I have discovered an area of linear, Lombardy poplar-like cedars outside of Seminole. Possibly they are of the same variety as the Oklahoma Proven cedar Juniperus virginiana “Taylor”. “Taylor” was discovered in Taylor, Nebraska as a red cedar that preferred to grow in a narrow column, unlike its relatives that fight to become the biggest Christmas tree balls ever. I think “Taylor” has some kissing cousins in Oklahoma. The photo was taken at Sooner Plant Farm in northeastern Oklahoma where Taylor family members are for sale. Next fall may be a good time to rescue a few Okie Taylors from the fence lines. I say this because digging the holes for the three cedars this past Sunday took hours.

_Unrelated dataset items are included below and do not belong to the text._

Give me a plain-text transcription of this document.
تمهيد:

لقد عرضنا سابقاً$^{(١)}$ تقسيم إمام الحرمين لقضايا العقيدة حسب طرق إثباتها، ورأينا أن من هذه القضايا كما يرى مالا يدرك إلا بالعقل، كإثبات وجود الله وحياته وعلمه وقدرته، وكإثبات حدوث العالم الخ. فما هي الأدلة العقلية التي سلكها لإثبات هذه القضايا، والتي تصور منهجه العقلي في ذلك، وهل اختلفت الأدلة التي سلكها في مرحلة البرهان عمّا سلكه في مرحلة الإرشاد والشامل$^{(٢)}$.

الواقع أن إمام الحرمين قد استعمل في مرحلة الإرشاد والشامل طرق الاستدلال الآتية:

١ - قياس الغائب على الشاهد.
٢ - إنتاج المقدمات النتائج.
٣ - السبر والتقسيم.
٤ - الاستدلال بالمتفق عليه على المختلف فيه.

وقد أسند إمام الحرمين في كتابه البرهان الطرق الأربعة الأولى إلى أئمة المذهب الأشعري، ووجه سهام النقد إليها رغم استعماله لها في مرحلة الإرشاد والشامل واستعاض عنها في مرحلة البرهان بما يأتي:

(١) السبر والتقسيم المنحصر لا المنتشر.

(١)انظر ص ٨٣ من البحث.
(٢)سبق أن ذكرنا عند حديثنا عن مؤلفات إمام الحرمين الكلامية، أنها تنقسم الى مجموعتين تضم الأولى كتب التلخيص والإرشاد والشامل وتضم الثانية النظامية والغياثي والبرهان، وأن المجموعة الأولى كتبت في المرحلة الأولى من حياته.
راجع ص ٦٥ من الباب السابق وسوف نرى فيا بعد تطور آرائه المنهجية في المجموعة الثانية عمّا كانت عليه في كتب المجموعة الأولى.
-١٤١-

During World War II, the runways and parking areas for airplanes extended well into the Japanese Garden area. Many were plowed up and removed, but the area was leveled using all available rubble. The first hole we dug took 45 minutes and chunks of cement and rocks impeded progress. The second hole had some bright red bricks and asphalt. The third hole hosted granite and a large piece of concrete topped by a layer of asphalt. That was it. No more trees on Sunday. It will be interesting to see the survival rate of these 3 new little trees.
Head count for plants in the Japanese Garden: 7 crapemyrtles, 7 Austrian pines, 2 Japanese pines, 3 red mulberries, 6 Yuccas, 3 hackberries, several scale infested elms, one mimosa, 3 red buds, 2 oaks, 2 boxwoods, 2 Bradford pears, three stands of Arundo donax (reed grass), 3 groups of irises, at least 8 yellow lantanas (if they come back from last fall), 3 stands of Artemesia (they are attempting a coupe in the border), one Chitalpa tree, two Desert Willows, one corkscrew willow, one white willow, at least 3 Autumn Sages, numerous cannas, 4 possible slash pines, one north row of red cedars along the airport fence and one south row of red cedars behind Pit Stop (15 established trees in each row), several bunches of assorted tall grasses, one maple, one Photinia, one Golden Rain tree, several nandinas, one sycamore, one plum and a partridge in a pear tree. Just checking to see if you are still with me. The plants were all regularly watered for months on end last year. We hope for more rain this year!
The track around the garden has been paved. The soil is being spread along the asphalt edges. The end.